At the end of each podcast, I ask the question, "What three traits do you believe all champions possess?" In this episode (embedded above), you can listen to seven high achievers talk about three traits they believe are important.
Here, I'm going to elaborate on a few of those traits (but listen to the podcast because you'll want to hear it in their own words):
- Resilience. High achievers are not deterred by obstacles. They bounce back. If they struggle, they try again. They seek out ideas and education so they can refine their methods until they ultimately are successful.
- Grit. You have to be willing to grind and do the hard work. And, when things are tough, you embrace the suck. Because we all have limited willpower, champions know it's important to develop habits and routines that make the critical behaviors automatic.
- Trust. Champions trust the process and trust their teams. They surround themselves with people and processes that will lead them to the path of success.
- Overcomers. When faced with a setback, these superstars rise even higher. They understand that failure is part of the process, and that if we aren't pushing ourselves to the point of occasional failure, we might not be truly challenging ourselves.
- Give Back. They share their knowledge freely and give back to their community. They understand we are all stronger together and believe in the value of lifting others up.
- Flip the script. They know they have the power to write the story of their own lives. They flip negative self-talk, understanding that our thoughts lead to our feelings, which dictate our behavior. We all have the ability to change the meaning that we assign to any feeling or action, allowing anyone to shape their future.
- Can Do. They focus on what they CAN DO, rather than what they cannot yet do. They embrace the person they are today instead of dwelling on the past.
- Optimism. They look at the world as being full of possibilities, and they know that a positive mindset is critical to success. As the saying goes, "The body achieves what the mind believes." (TRY IT- for a week, or a day, catch yourself each time a negative thought pops into your head. How can you change that thought to support what you're trying to achieve in the moment?)
- Forgiveness. They forgive themselves when they stumble and they treat themselves with compassion. We are human. We make mistakes. We need to be kind to ourselves so we have the courage to start again, as many times as it takes.

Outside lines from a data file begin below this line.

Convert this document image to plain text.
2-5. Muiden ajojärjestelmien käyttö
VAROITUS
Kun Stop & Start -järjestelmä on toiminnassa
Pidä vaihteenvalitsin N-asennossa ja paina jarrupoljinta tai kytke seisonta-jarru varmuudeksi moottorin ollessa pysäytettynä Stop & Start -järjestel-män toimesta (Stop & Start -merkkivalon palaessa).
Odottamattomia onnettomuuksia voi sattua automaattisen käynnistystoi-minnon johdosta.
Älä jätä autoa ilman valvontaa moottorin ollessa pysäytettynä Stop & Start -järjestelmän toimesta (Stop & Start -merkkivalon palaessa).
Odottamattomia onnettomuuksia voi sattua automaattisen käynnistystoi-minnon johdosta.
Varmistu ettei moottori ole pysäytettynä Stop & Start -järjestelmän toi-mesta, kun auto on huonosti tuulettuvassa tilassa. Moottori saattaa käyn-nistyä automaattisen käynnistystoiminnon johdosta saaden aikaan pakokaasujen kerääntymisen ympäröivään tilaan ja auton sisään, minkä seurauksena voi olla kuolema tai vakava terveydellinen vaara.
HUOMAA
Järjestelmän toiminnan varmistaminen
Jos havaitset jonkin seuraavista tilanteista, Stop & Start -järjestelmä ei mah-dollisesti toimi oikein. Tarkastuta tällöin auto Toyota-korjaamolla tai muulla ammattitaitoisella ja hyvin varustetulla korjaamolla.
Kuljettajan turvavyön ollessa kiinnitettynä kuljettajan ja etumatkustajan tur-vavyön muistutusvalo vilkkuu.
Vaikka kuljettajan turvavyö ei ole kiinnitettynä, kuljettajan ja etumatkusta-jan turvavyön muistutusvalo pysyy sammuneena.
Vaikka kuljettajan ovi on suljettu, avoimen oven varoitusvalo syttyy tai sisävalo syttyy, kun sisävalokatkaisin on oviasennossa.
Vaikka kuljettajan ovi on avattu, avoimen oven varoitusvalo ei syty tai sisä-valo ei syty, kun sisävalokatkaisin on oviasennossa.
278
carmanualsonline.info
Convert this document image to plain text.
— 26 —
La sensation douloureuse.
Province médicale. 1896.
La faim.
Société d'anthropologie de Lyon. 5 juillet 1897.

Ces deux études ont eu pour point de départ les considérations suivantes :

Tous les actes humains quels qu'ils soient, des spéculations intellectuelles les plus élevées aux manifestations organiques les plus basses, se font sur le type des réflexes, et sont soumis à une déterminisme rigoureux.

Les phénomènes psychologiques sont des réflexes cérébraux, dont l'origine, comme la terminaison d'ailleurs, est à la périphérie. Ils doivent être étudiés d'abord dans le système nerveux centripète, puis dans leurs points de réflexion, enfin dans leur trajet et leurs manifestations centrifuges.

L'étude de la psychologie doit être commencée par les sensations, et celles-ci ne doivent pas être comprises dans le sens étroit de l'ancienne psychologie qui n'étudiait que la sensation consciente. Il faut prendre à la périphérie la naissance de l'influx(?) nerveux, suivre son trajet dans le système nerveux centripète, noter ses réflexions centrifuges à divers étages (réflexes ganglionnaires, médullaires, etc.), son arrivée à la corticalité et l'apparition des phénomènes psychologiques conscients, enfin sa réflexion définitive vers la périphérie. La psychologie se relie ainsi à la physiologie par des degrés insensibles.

- Gratitude. They look back on their training, their education, and their experiences with gratitude and reflect on the situations that have made them who they are. Rather than focusing on all they have not achieved, they look back with appreciation.
This episode contains clips from the following people and episodes. You can listen to the full episodes by clicking on the links below.
Linda Mitchell is an author, podcaster, and fitness studio owner all under The Sisterhood of S.W.E.A.T. brand. Her book and the studio are all about helping women build confidence and self-esteem and learning to feel 100% great about themselves.
Laura Schmidt is the Chief Positive Person at notes to self. Laura started notes to self to put her belief in the power of positive thinking into action -- (and on people’s feet!). Laura’s hard work and a positive attitude have resulted in success in the corporate world, in direct sales, and as a dedicated mother of three in Prairie Village, Kansas.
Nick Symmonds is a two time Olympian. He competed for the U.S. in the 2008 and 2012 Olympics. He focused on the 800 meters for the majority of his career, and now in retirement, has set a personal goal of beating 11 seconds in the 100 meters. Nick is also cofounder of Run Gum, and has a wildly-popular YouTube channel where he shares the wisdom he acquired over his 20 year running career.
Meredith Atwood is a 4 x ironman triathlete who some of you might know better as Swim Bike Mom. She is a recovering attorney, motivational speaker and author of the newly released, Triathlon for the Every Woman: You Can Be a Triathlete. Yes. You. She is also the host of the podcast, The Same 24 Hours. Her next book, The Year of No Nonsense, will be released December 2019.
Delice Hofen is a breast cancer survivor and the founder of Braden’s Hope for Childhood cancer, named after her son, Braden Hofen who was diagnosed with Stage IV Neuroblastoma when he was three years old. She started Braden’s Hope For Childhood Cancer to try to insure no other family would hear the words, “No Known Cure”.
Kathrine Switzer is the first woman to register for and run the Boston Marathon. Her entry revolutionized the sports world and she has spent the majority of her career creating change for and empowering women. She is also the founder of 261 Fearless, a global running organization that empowers women
Deena Kastor is the 2004 Olympic Marathon Bronze Medalist and the American record holder in the marathon. She is also the author of, "Let Your Mind Run. A Memoir of Thinking My Way to Victory." Training your mind to be more optimistic is one of the best things you can do for your running, your career, your marriage… anywhere you want to be more successful.